一朴洞日記

多岐祐介の老残妄言

とりあえず



 なにかにつけて押詰ってきた。とりあえずは、という想いで、日々を過しているが。

 つねならぬ進路をとった超大型台風が接近するとの予報に、なんの手立ても講じていないボロ家の住人としては不安の面持ちだったが、さいわいなことに台風は直前で急カーブしてくれたらしい。時おり雨混じりに吹き来る風はむしろ心地好く、連日このていどの陽気であれば助かるのにとすら思えた。
 ラジオでは、旅客機が飛ばぬ新幹線を減らすとのニュースが続いた。広い範囲では、なるほどさようなのだろうが、わが身辺にあっては、狼が来るぞの前触れに了って、助かった。

 郵便受けに目立つ黄色のビニール袋が投じられてあった。はて?
 わがメインバンクたる信用金庫の外交担当氏が、手づから投じてくださったものらしい。そういえばこの袋の色に視憶えがある。中味は一流百貨店の包装紙に包まれた小荷物と封筒だった。封筒にはメッセージカード、つまり私への誕生日プレゼントである。

 SNS などへの登録やらアカウント設定のさいに、生年月日の記入を求められても、生年(つまり年齢)のみを記入して、月日(つまり誕生日)は不記載を通してきた。「~さんのお誕生日です、お祝いのメールを出しましょう」なんぞという余計なお世話の告知が気持悪いからである。
 いや、人さまのお誕生日をお報せくださるぶんには、べつに迷惑ではない。ただ同じように自分の誕生日が人さまに報されるかと想像すると、恥かしくてワァーと叫びたくなる。「おめでとうございます」なんぞというメールを、いただきたくはない。

 とはいえ秘密にすべきことでもないから、職場だの区役所だのへ提出する正式書類には、嘘偽りのない生年月日を記入する。記入したところで、職場だの区役所だの、健康保険組合だのクレジットカード会社だの、かかりつけの医院・病院などからは、「お誕生日おめでとうございます」などとは云ってこない。
 唯一の例外は、地元密着型のきめ細かいサービスを旨とする信用金庫である。毎年なにがしかのプレゼントをくださる。ごく小口の預金者に過ぎない。それに活発に出し入れするでもない一番小さな貸金庫をひとつ、借りっぱなしにしてあるだけの取引だ。気が引ける。「先日はご丁寧に、ありがとう」と、近日中にひと声かけに赴かねばならない。

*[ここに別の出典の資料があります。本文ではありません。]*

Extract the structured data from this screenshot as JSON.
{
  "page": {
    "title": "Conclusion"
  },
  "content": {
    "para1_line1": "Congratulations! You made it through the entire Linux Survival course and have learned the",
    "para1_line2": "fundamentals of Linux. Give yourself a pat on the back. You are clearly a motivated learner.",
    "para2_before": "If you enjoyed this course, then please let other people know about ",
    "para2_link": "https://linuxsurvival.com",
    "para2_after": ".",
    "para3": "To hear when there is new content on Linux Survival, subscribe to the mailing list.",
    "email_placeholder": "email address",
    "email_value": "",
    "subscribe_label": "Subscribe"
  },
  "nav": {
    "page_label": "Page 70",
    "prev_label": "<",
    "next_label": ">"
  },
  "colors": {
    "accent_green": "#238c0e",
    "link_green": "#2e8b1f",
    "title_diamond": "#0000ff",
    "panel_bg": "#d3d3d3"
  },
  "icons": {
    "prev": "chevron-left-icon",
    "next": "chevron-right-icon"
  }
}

 くださるお品は、毎年異なる。今年は「綿雪のようなタオル」二枚組だ。相手が男でも女でも通用するような、色の組合せだ。肌触りが快適な、という商品名なのだろう。すぐに溶けてなくなる、という意味ではあるまい。
 品選びには、顧客サービス担当のどなたかが知恵を絞ってくださるのだろう。あるいは支店の業務ではなく、本店のどこかの部署で選定した品物を有名百貨店へ一括発注して、各支店からの要請数に応じて配布するのかもしれない。全支店となれば、とんでもない顧客数となろうから、単品では小物商品でも総額ではたいした仕入金額となるのだろう。百貨店の営業担当と信用金庫の仕入れ担当とのあいだで、きびしい商談やら駆引きやらが繰広げられた結果として、この汗拭き用小型タオル地ハンケチ二枚が、私の手許に届いたのかもしれない。さように考えると、よくぞ拙宅までやって来たと、ハンケチに声をかけてやりたくもなる。

 金融機関とのお付合いのピークは、とうに過ぎた。預金もこれからは減ってゆく一方だろう。帳尻がゼロになるころに、上手いこと死ねたら最高なんだがと、虫の好いことを夢想している。が、目論見どおりに事が運んだことなど一度もなかった人生だ。きっと予想外の展開にあたふたとするにちがいない。刻一刻とさような日が近づいているような気がしている。
 台風一過の東京は、またも三十七度の猛暑予想だという。とりあえず、汗拭き二枚は用意できた。